Brasilien Luiza Helena Trajano: Die Handelskönigin der Unterschicht

Slum in Sao Paulo. Dona Luiza hat eine klare Zielgruppe: Die Unterschicht.
Nein, einzigartig allein ist das Geschäftsmodell der Kette - ein Geschäftsmodell, das wie maßgeschneidert ist für die brasilianische Gesellschaft - oder solche, die ihr ähneln. Luiza hat eine klare Zielgruppe - die Unterschicht. Wie kaum ein zweites Unternehmen versteht Magazine Luiza es, den Markt am Fuß der Einkommenspyramide zu bedienen - ein Markt, der in Brasilien traditionell stark ist und weltweit Konzernen als Testmarkt für Low-Income-Strategien dient. Konsumgüterhersteller wie Procter & Gamble, Johnson & Johnson und Nestlé forschen in Brasilien, um neue Produkte für das Niedrigpreissegment zu entwickeln. Das Kalkül: Funktioniert es in Brasilien, wo nach einer McKinsey-Studie 70 Prozent des gesamten Konsums auf Familien entfallen, die weniger als 1 400 Euro zur Verfügung haben, funktioniert es auch in anderen großen Schwellenländern wie Indien und China, deren Arme erst jetzt den ökonomischen Aufstieg erleben.
"The next Billion Consumers", also die nächste Milliarde potenzieller Verbraucher, heißt das Stichwort, das Boston-Consulting-Manager David Dean prägte. "Früher dachten wir, wir müssten nur die Mechanismen in den Industriestaaten erforschen, um das Käuferverhalten auch in Schwellenländern zu verstehen. Heute wissen wir: Es ist genau umgekehrt", sagt Frances Frei von der Harvard Business School. Am unteren Teil der Pyramide müsse man beginnen.

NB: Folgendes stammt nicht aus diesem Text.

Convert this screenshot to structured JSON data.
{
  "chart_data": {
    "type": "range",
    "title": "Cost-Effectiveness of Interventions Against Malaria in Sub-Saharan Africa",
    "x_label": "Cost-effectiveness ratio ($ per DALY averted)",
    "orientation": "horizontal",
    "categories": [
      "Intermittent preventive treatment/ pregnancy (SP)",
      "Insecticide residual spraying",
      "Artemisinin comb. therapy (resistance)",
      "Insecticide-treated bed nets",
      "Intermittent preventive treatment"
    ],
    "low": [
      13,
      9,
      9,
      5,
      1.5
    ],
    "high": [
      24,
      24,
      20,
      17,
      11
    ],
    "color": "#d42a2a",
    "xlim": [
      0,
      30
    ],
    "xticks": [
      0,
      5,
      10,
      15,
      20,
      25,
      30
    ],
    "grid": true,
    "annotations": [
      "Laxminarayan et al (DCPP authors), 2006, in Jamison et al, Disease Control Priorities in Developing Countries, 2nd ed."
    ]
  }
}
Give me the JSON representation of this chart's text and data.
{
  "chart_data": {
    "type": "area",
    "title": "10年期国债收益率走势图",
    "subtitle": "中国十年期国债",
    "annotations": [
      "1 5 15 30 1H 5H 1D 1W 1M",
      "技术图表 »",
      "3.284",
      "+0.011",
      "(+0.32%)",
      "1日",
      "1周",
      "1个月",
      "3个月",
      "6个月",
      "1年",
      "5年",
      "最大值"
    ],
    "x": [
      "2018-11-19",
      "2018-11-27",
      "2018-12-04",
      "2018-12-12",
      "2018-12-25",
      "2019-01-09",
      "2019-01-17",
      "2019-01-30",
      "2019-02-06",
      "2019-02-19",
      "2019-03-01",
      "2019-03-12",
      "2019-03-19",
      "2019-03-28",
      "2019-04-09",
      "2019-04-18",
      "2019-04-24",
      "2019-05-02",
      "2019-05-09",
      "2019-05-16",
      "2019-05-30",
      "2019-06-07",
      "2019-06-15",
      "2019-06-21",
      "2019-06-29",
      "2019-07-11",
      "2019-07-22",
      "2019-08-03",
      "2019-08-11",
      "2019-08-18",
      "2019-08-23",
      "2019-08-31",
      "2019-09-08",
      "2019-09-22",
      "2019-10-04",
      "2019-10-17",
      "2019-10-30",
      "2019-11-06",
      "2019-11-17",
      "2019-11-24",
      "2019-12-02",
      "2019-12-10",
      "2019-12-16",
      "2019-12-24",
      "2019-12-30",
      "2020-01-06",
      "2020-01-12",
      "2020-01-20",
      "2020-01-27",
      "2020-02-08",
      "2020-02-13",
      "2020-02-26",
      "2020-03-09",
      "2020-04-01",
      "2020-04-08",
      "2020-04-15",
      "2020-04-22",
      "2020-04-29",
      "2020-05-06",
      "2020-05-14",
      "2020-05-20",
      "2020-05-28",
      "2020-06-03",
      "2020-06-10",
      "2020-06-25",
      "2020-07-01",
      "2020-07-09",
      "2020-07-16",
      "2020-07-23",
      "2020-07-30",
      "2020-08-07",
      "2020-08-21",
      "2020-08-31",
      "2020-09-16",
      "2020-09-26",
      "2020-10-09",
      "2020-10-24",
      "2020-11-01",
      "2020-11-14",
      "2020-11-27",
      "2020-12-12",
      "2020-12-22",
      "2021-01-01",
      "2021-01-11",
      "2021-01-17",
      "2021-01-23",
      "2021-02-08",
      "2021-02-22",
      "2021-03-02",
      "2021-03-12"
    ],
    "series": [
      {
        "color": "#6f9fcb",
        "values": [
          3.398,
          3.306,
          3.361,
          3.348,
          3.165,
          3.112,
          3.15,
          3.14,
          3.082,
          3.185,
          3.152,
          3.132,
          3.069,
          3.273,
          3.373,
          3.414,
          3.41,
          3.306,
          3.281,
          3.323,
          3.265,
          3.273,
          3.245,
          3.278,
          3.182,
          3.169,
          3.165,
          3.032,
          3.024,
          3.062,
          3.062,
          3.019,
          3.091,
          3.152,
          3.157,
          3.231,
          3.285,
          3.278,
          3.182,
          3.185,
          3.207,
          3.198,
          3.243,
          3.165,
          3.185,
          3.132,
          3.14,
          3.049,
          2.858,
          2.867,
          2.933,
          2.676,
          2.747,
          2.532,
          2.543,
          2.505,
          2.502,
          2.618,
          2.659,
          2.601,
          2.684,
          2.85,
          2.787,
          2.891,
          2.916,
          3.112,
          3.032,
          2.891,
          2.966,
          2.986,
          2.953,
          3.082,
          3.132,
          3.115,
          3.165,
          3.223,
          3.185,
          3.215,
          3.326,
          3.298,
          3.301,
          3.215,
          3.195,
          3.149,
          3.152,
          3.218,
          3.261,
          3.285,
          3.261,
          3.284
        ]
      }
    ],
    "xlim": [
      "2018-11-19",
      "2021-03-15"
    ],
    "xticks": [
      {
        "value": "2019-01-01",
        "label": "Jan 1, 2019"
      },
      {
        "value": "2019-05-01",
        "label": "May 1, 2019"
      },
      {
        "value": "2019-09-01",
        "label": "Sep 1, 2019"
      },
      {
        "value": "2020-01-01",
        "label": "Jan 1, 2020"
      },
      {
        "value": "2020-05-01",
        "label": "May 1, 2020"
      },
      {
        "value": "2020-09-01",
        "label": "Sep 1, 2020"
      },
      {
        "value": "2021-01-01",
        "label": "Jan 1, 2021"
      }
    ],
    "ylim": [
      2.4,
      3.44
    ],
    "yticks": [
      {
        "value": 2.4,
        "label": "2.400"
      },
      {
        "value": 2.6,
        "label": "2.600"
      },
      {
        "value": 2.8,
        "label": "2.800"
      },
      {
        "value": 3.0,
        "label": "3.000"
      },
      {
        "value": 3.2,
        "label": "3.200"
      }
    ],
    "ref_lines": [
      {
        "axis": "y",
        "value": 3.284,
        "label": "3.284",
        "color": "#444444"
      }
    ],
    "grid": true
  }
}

Wie man dort erfolgreich auf Kundenfang geht, das zeigt Luiza. Ihre Methoden, die Kunden zu erreichen und vor allem an sich zu binden, lassen ahnen, warum Luiza Kultstatus genießt und mit Unternehmerpreisen geradezu überhäuft wurde. Die Unternehmerin des Jahres 1995 habe einen "erstaunlichen Einfluss auf das Kundenverhalten", sagt Frei.
"Meu negocio e fazer vender", steht auf Dona Luizas Schreibtisch. Was so viel heißt wie: "Ich lasse verkaufen, das ist mein Geschäft." Zweifeln ist ihre Sache nicht. Sie spricht kurze Sätze, hinter jeden gehört ein Ausrufezeichen. Dona Luiza verkörpert jene Sicherheit, die aus Menschen Gurus machen kann. Sie ist nicht Chefin, sie ist mehr, ihre Mitarbeiter sind nicht Angestellte, sie sind Anhänger.
So wie Marina. Marina ist Filialleiterin der "Loja virtual" in der Peripherie von Franca. "Virtueller Laden" heißt in der Luiza-Welt ein bestimmter Typ Geschäftsstelle. Wer das Erfolgsgeheimnis der Holding lüften will, muss hierherkommen. Raus aus dem Zentrum der Stadt, die auffällig unauffällig ist, geht es vorbei an nicht enden wollenden grau-braunen Häuserreihen. Sie gleichen den Plattenbausiedlungen aus der DDR und signalisieren: sozialer Brennpunkt.
Mitten in einer solchen Gegend also befindet sich ein solcher "virtueller Laden". "Virtuell" heißt der Laden, weil kaum Ware dort zu finden ist. Die Produkte, die Luiza hier anbietet, lassen sich an den vielen Computerbildschirmen der Geschäftsstelle betrachten. In einem durch eine Glasschiebetür abgetrennten Nebenraum stehen acht bis zehn Stuhlreihen, die auf eine Art Bühne ausgerichtet sind. "Centro de Promocões" - Promotionszentrum - steht darüber. Hier veranstaltet Marina verschiedenste Kurse und Vorträge für die Klienten. Kochen, Internet, Hygiene, Englisch, aber auch Impfungen und Sport stehen auf dem Programm. Alles gratis. Gratis ist auch der Internetzugang. An einem Stehtisch mit vier Bildschirmen drängen sich die Kunden, meist Jugendliche, und surfen, was das Zeug hält.